There’s also a hot current of pain wired through his songs—not just romantic pain, that cornerstone of country lyrics, but a deeper, more elusive, and more existential hurt. “I’ve always liked to write songs like they’re last rites,” he told me. “You know, like this is my last chance to say this.” The song “Harlem River Blues,” for instance, has a rapturous, tent-revival lilt to it, with a melody that’ll crawl into your ear and camp out for days, but stop dancing and listen closely and you’ll notice that it’s all about suicide: about the difference, as Justin sings, between “tempting and choosing [your] fate.”

When you see me walking up the FDR, singin’ and a-clappin’ my hands,
Tell my mama I love her, tell my father I tried, give my money to my baby to spend.
Lord I’m goin’ uptown, to the Harlem River to drown…

Soon after our interview, that pain or that hereditary bent or perhaps just the grim biochemistry of addiction caught up, again, with Justin Townes Earle. On September 16, after a belligerent performance in Indianapolis and a subsequent altercation with the concert venue’s owners, he was jailed for battery, public intoxication, and resisting arrest.
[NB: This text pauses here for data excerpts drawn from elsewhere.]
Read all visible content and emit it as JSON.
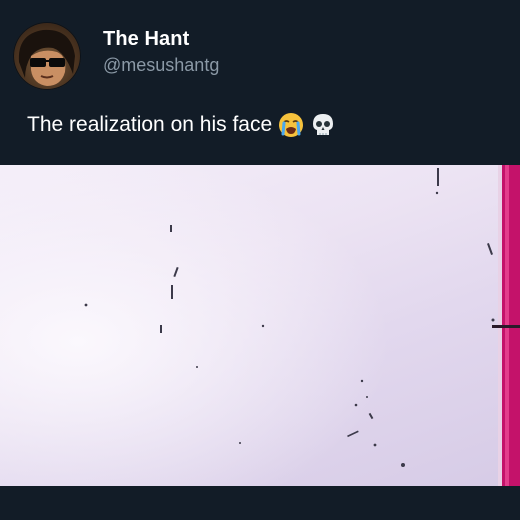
{
  "tweet": {
    "display_name": "The Hant",
    "handle": "@mesushantg",
    "text": "The realization on his face",
    "emojis": [
      "loudly-crying-face",
      "skull"
    ]
  },
  "colors": {
    "background": "#121c27",
    "name_text": "#ffffff",
    "handle_text": "#8b99a6",
    "media_sky": "#ece3f3",
    "media_edge": "#c4126a"
  }
}
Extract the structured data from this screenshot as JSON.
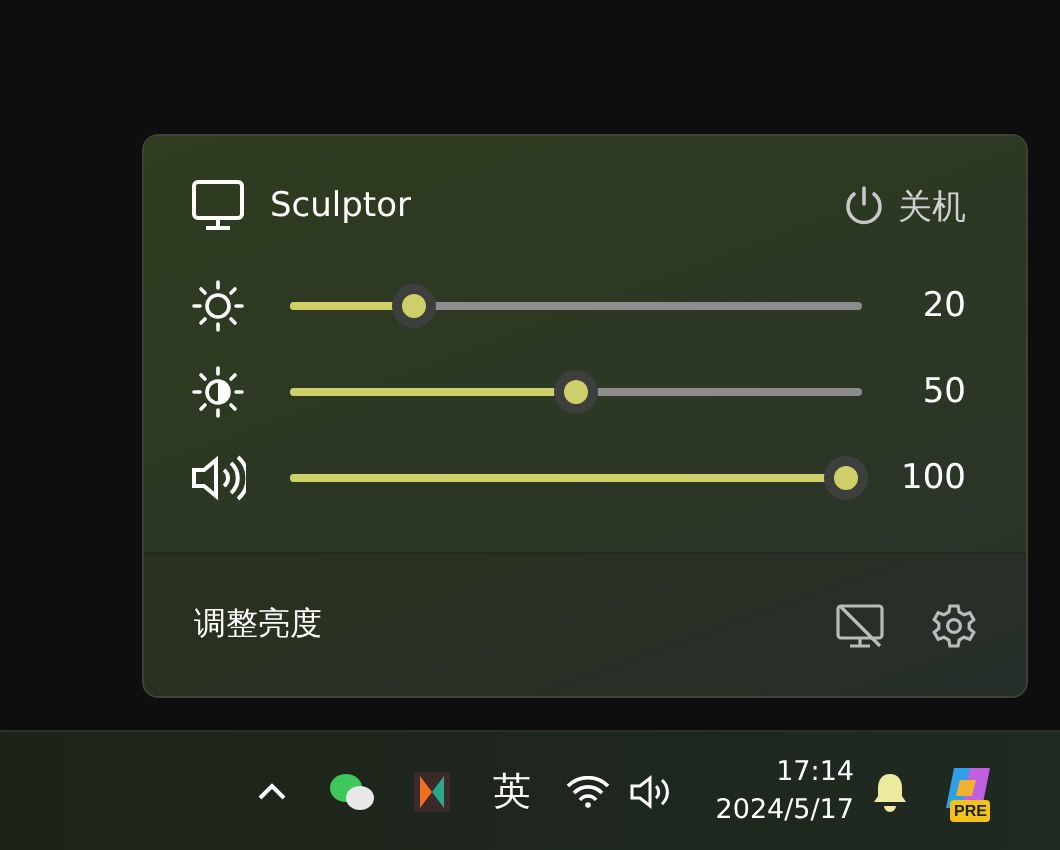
{
  "panel": {
    "monitor_name": "Sculptor",
    "power_label": "关机",
    "sliders": [
      {
        "kind": "brightness",
        "level": 0.2,
        "reading": "20"
      },
      {
        "kind": "contrast",
        "level": 0.5,
        "reading": "50"
      },
      {
        "kind": "volume",
        "level": 1.0,
        "reading": "100"
      }
    ],
    "footer_label": "调整亮度"
  },
  "taskbar": {
    "input_method": "英",
    "time": "17:14",
    "date": "2024/5/17",
    "copilot_badge": "PRE"
  }
}
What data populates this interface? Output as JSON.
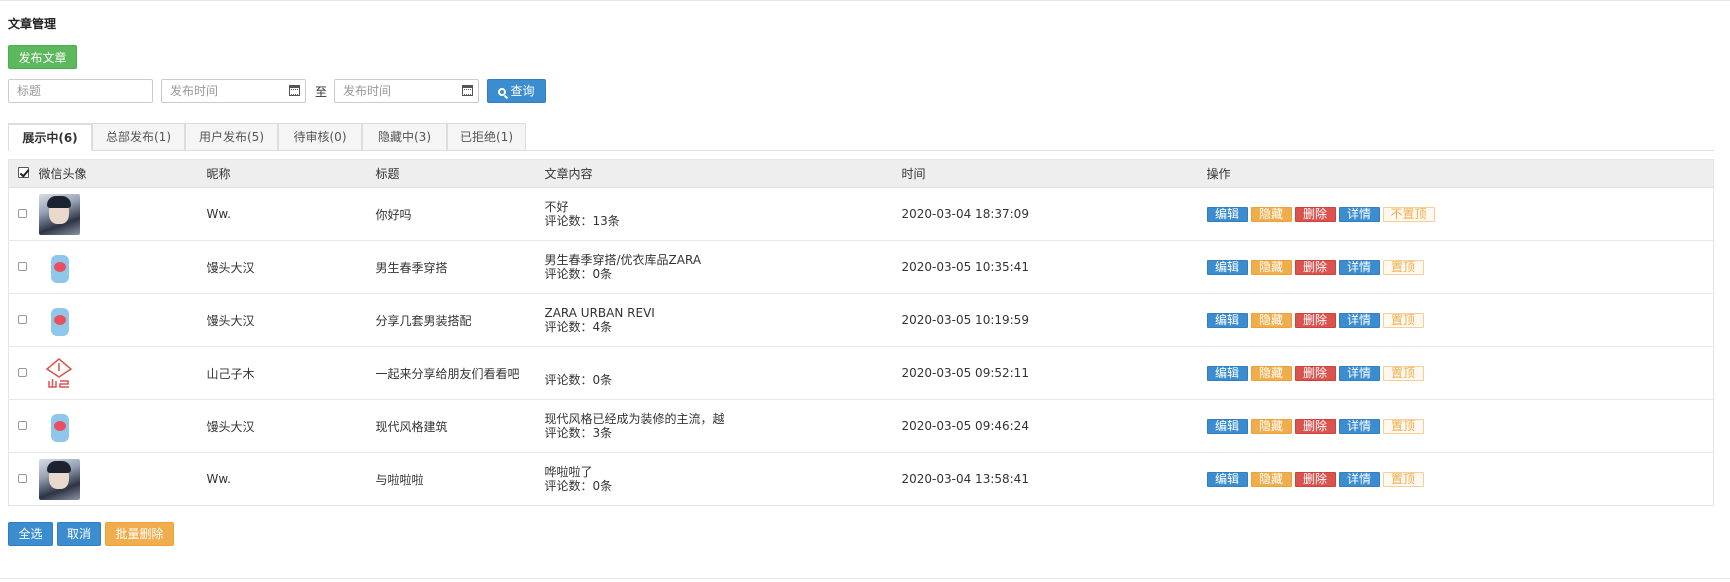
{
  "page": {
    "title": "文章管理"
  },
  "toolbar": {
    "publish_label": "发布文章"
  },
  "filters": {
    "title_placeholder": "标题",
    "start_placeholder": "发布时间",
    "to_label": "至",
    "end_placeholder": "发布时间",
    "query_label": "查询"
  },
  "tabs": [
    {
      "label": "展示中(6)",
      "active": true
    },
    {
      "label": "总部发布(1)",
      "active": false
    },
    {
      "label": "用户发布(5)",
      "active": false
    },
    {
      "label": "待审核(0)",
      "active": false
    },
    {
      "label": "隐藏中(3)",
      "active": false
    },
    {
      "label": "已拒绝(1)",
      "active": false
    }
  ],
  "table": {
    "headers": {
      "avatar": "微信头像",
      "nickname": "昵称",
      "title": "标题",
      "content": "文章内容",
      "time": "时间",
      "ops": "操作"
    },
    "rows": [
      {
        "avatar": "photo-avatar",
        "nickname": "Ww.",
        "title": "你好吗",
        "content": "不好",
        "comments": "评论数：13条",
        "time": "2020-03-04 18:37:09",
        "top_label": "不置顶"
      },
      {
        "avatar": "bottle-avatar",
        "nickname": "馒头大汉",
        "title": "男生春季穿搭",
        "content": "男生春季穿搭/优衣库品ZARA",
        "comments": "评论数：0条",
        "time": "2020-03-05 10:35:41",
        "top_label": "置顶"
      },
      {
        "avatar": "bottle-avatar",
        "nickname": "馒头大汉",
        "title": "分享几套男装搭配",
        "content": "ZARA URBAN REVI",
        "comments": "评论数：4条",
        "time": "2020-03-05 10:19:59",
        "top_label": "置顶"
      },
      {
        "avatar": "logo-avatar",
        "nickname": "山己子木",
        "title": "一起来分享给朋友们看看吧",
        "content": "",
        "comments": "评论数：0条",
        "time": "2020-03-05 09:52:11",
        "top_label": "置顶"
      },
      {
        "avatar": "bottle-avatar",
        "nickname": "馒头大汉",
        "title": "现代风格建筑",
        "content": "现代风格已经成为装修的主流，越",
        "comments": "评论数：3条",
        "time": "2020-03-05 09:46:24",
        "top_label": "置顶"
      },
      {
        "avatar": "photo-avatar",
        "nickname": "Ww.",
        "title": "与啦啦啦",
        "content": "哗啦啦了",
        "comments": "评论数：0条",
        "time": "2020-03-04 13:58:41",
        "top_label": "置顶"
      }
    ],
    "ops": {
      "edit": "编辑",
      "hide": "隐藏",
      "delete": "删除",
      "detail": "详情"
    }
  },
  "footer": {
    "select_all": "全选",
    "cancel": "取消",
    "batch_delete": "批量删除"
  },
  "colors": {
    "primary": "#3c8dcf",
    "success": "#5cb85c",
    "warning": "#f0ad4e",
    "danger": "#d9534f"
  }
}
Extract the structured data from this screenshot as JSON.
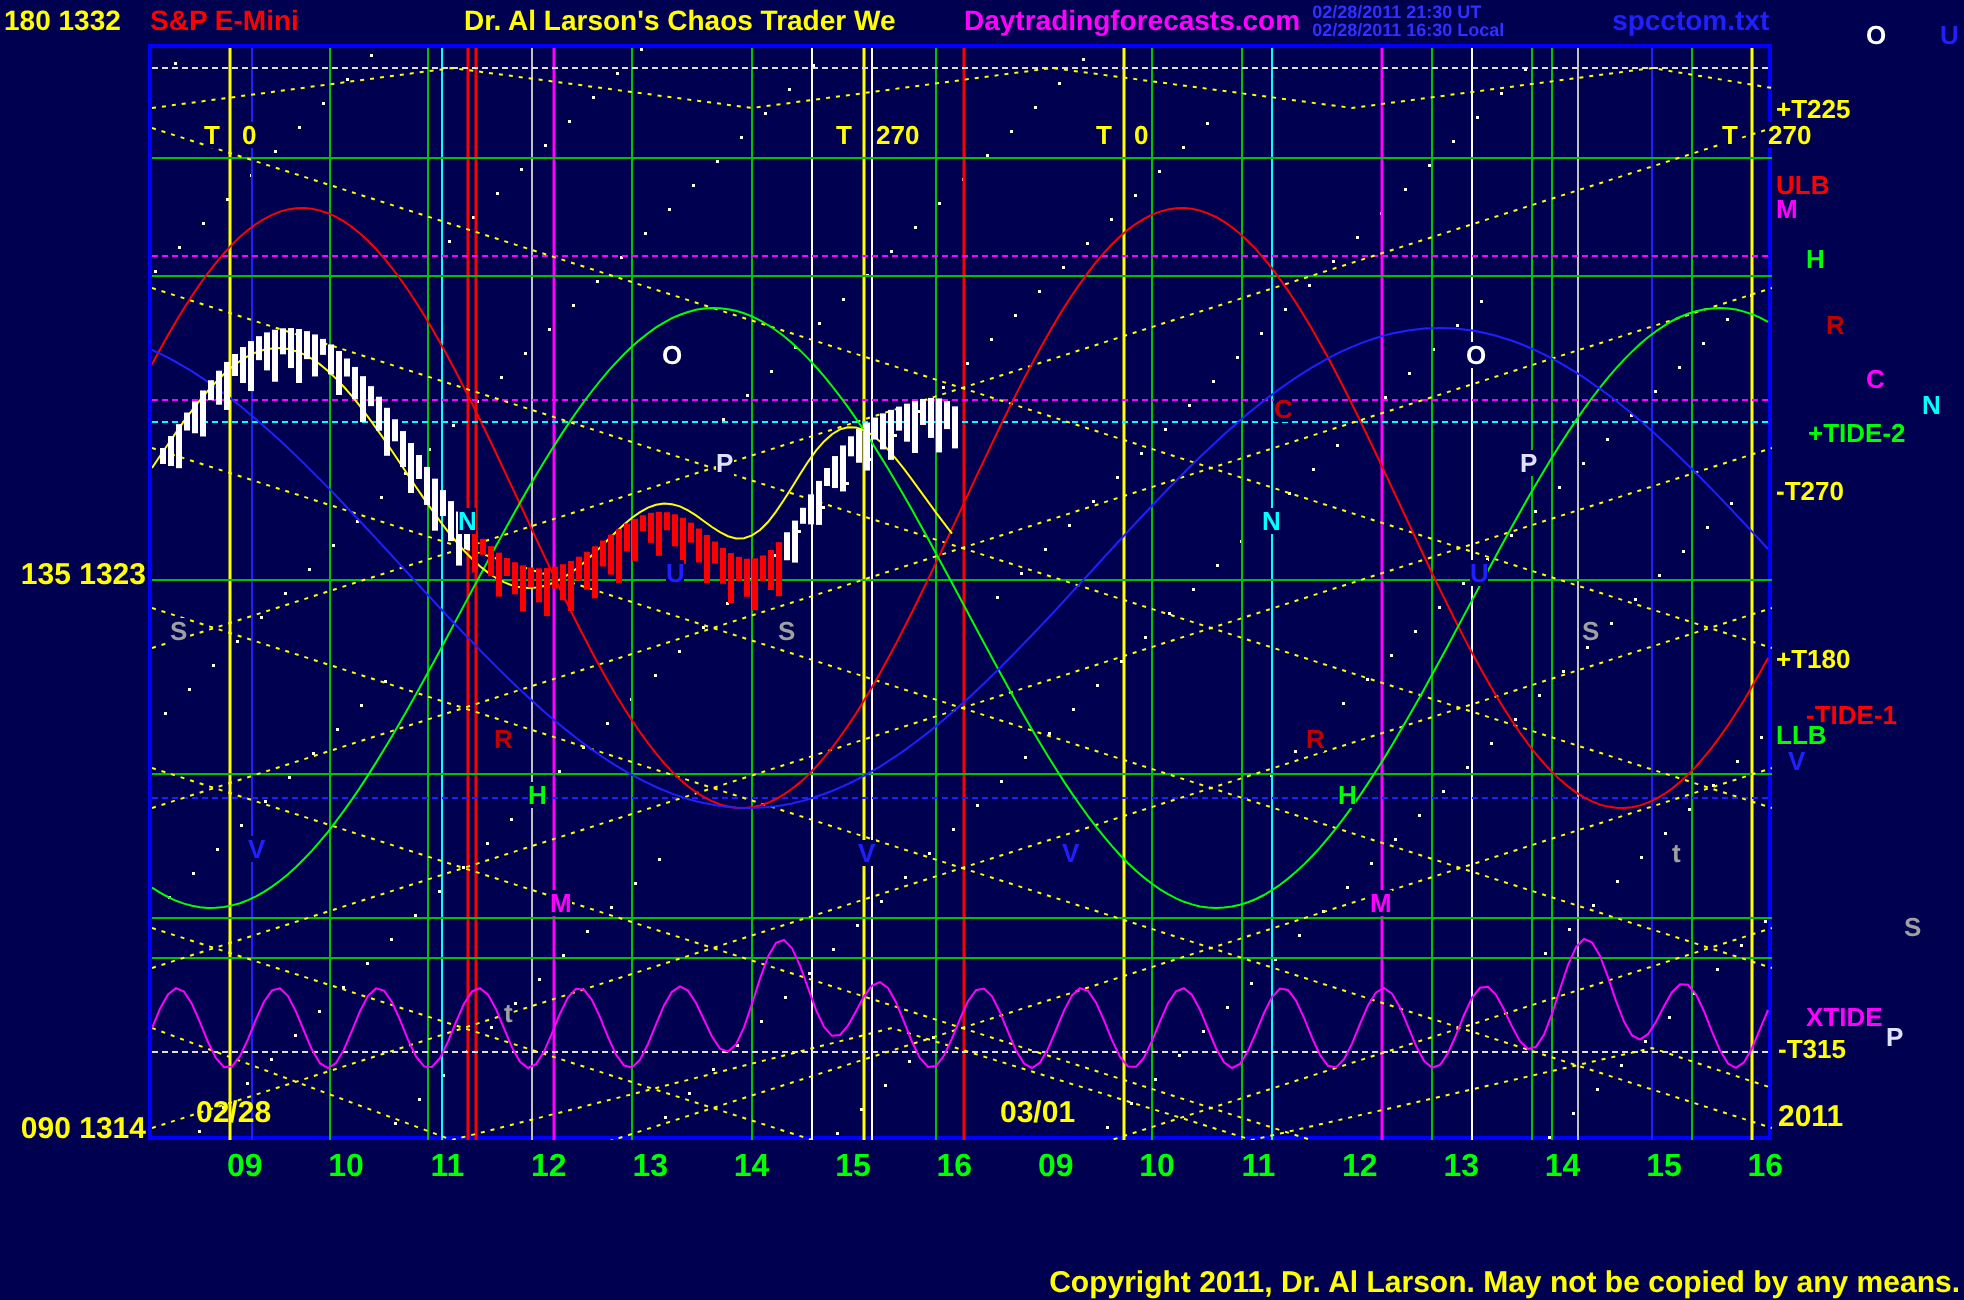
{
  "header": {
    "scale_label": "180 1332",
    "symbol": "S&P E-Mini",
    "title": "Dr. Al Larson's Chaos Trader We",
    "site": "Daytradingforecasts.com",
    "timestamps": [
      "02/28/2011 21:30 UT",
      "02/28/2011 16:30 Local"
    ],
    "file": "spcctom.txt"
  },
  "axis_labels": [
    "135 1323",
    "090 1314"
  ],
  "markers": [
    {
      "text": "O",
      "color": "#ffffff"
    },
    {
      "text": "U",
      "color": "#2020ff"
    },
    {
      "text": "T",
      "color": "#ffff00"
    },
    {
      "text": "0",
      "color": "#ffff00"
    },
    {
      "text": "T",
      "color": "#ffff00"
    },
    {
      "text": "270",
      "color": "#ffff00"
    },
    {
      "text": "T",
      "color": "#ffff00"
    },
    {
      "text": "0",
      "color": "#ffff00"
    },
    {
      "text": "T",
      "color": "#ffff00"
    },
    {
      "text": "+T225",
      "color": "#ffff00"
    },
    {
      "text": "270",
      "color": "#ffff00"
    },
    {
      "text": "ULB",
      "color": "#ff0000"
    },
    {
      "text": "M",
      "color": "#ff00ff"
    },
    {
      "text": "H",
      "color": "#00ff00"
    },
    {
      "text": "R",
      "color": "#c00000"
    },
    {
      "text": "C",
      "color": "#ff00ff"
    },
    {
      "text": "N",
      "color": "#00ffff"
    },
    {
      "text": "+TIDE-2",
      "color": "#00ff00"
    },
    {
      "text": "-T270",
      "color": "#ffff00"
    },
    {
      "text": "+T180",
      "color": "#ffff00"
    },
    {
      "text": "-TIDE-1",
      "color": "#ff0000"
    },
    {
      "text": "LLB",
      "color": "#00ff00"
    },
    {
      "text": "V",
      "color": "#2020ff"
    },
    {
      "text": "S",
      "color": "#a0a0a0"
    },
    {
      "text": "XTIDE",
      "color": "#ff00ff"
    },
    {
      "text": "-T315",
      "color": "#ffff00"
    },
    {
      "text": "P",
      "color": "#e0e0ff"
    },
    {
      "text": "O",
      "color": "#ffffff"
    },
    {
      "text": "O",
      "color": "#ffffff"
    },
    {
      "text": "P",
      "color": "#e0e0ff"
    },
    {
      "text": "P",
      "color": "#e0e0ff"
    },
    {
      "text": "C",
      "color": "#c00000"
    },
    {
      "text": "N",
      "color": "#00ffff"
    },
    {
      "text": "N",
      "color": "#00ffff"
    },
    {
      "text": "S",
      "color": "#a0a0a0"
    },
    {
      "text": "S",
      "color": "#a0a0a0"
    },
    {
      "text": "S",
      "color": "#a0a0a0"
    },
    {
      "text": "U",
      "color": "#2020ff"
    },
    {
      "text": "U",
      "color": "#2020ff"
    },
    {
      "text": "R",
      "color": "#c00000"
    },
    {
      "text": "R",
      "color": "#c00000"
    },
    {
      "text": "H",
      "color": "#00ff00"
    },
    {
      "text": "H",
      "color": "#00ff00"
    },
    {
      "text": "M",
      "color": "#ff00ff"
    },
    {
      "text": "M",
      "color": "#ff00ff"
    },
    {
      "text": "V",
      "color": "#2020ff"
    },
    {
      "text": "V",
      "color": "#2020ff"
    },
    {
      "text": "V",
      "color": "#2020ff"
    },
    {
      "text": "t",
      "color": "#a0a0a0"
    },
    {
      "text": "t",
      "color": "#a0a0a0"
    }
  ],
  "date_labels": [
    "02/28",
    "03/01",
    "2011"
  ],
  "hours": [
    "09",
    "10",
    "11",
    "12",
    "13",
    "14",
    "15",
    "16",
    "09",
    "10",
    "11",
    "12",
    "13",
    "14",
    "15",
    "16"
  ],
  "copyright": "Copyright 2011, Dr. Al Larson. May not be copied by any means."
}
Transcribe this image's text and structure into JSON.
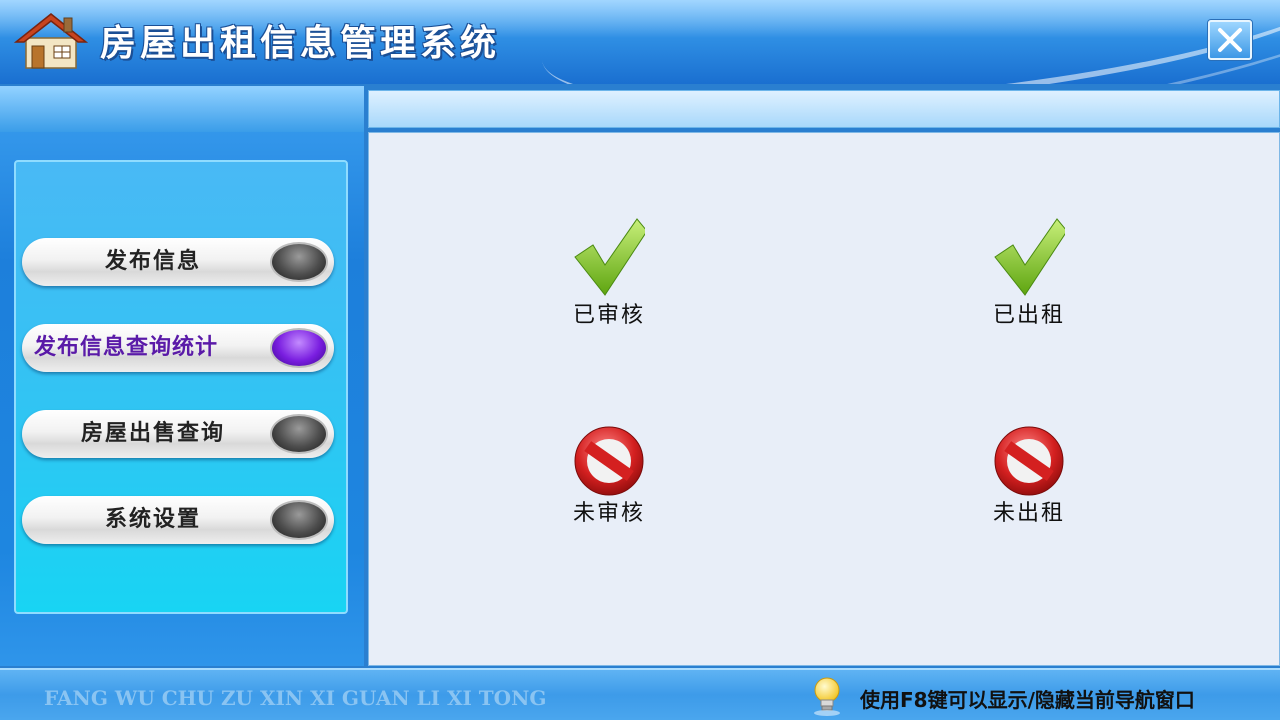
{
  "app": {
    "title": "房屋出租信息管理系统",
    "close_label": "×"
  },
  "sidebar": {
    "items": [
      {
        "label": "发布信息",
        "active": false
      },
      {
        "label": "发布信息查询统计",
        "active": true
      },
      {
        "label": "房屋出售查询",
        "active": false
      },
      {
        "label": "系统设置",
        "active": false
      }
    ]
  },
  "content": {
    "items": [
      {
        "label": "已审核",
        "icon": "check-icon"
      },
      {
        "label": "已出租",
        "icon": "check-icon"
      },
      {
        "label": "未审核",
        "icon": "no-entry-icon"
      },
      {
        "label": "未出租",
        "icon": "no-entry-icon"
      }
    ]
  },
  "footer": {
    "pinyin": "FANG WU CHU ZU XIN XI GUAN LI XI TONG",
    "hint": "使用F8键可以显示/隐藏当前导航窗口"
  },
  "colors": {
    "active_led": "#7a1ee0",
    "active_text": "#5a1aa8",
    "check_green": "#7cc11f",
    "no_entry_red": "#d42020"
  }
}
Shortly thereafter, he entered a rehabilitation facility back in Nashville.

“I was doing what I did because I was trying to wipe the memory of an extremely screwed-up youth,” Justin told me about his prior battles with substance abuse. In light of subsequent events, the comments take on a sad new glow: “Once I realized that if I numbed those feelings, that…” Here he paused to gather his thoughts. “Those are very valuable feelings,” he said. “To write songs like ‘Mama’s Eyes,’ that’s what those feelings are good for. And they still hurt and you’re still a little tortured inside, but it’s worth something. Hang onto it. Don’t try to kill it. Don’t try to kill it and try not to torture yourself more.” Clearly, it’s a lesson that Justin Townes Earle, like his father before him, is still struggling to learn.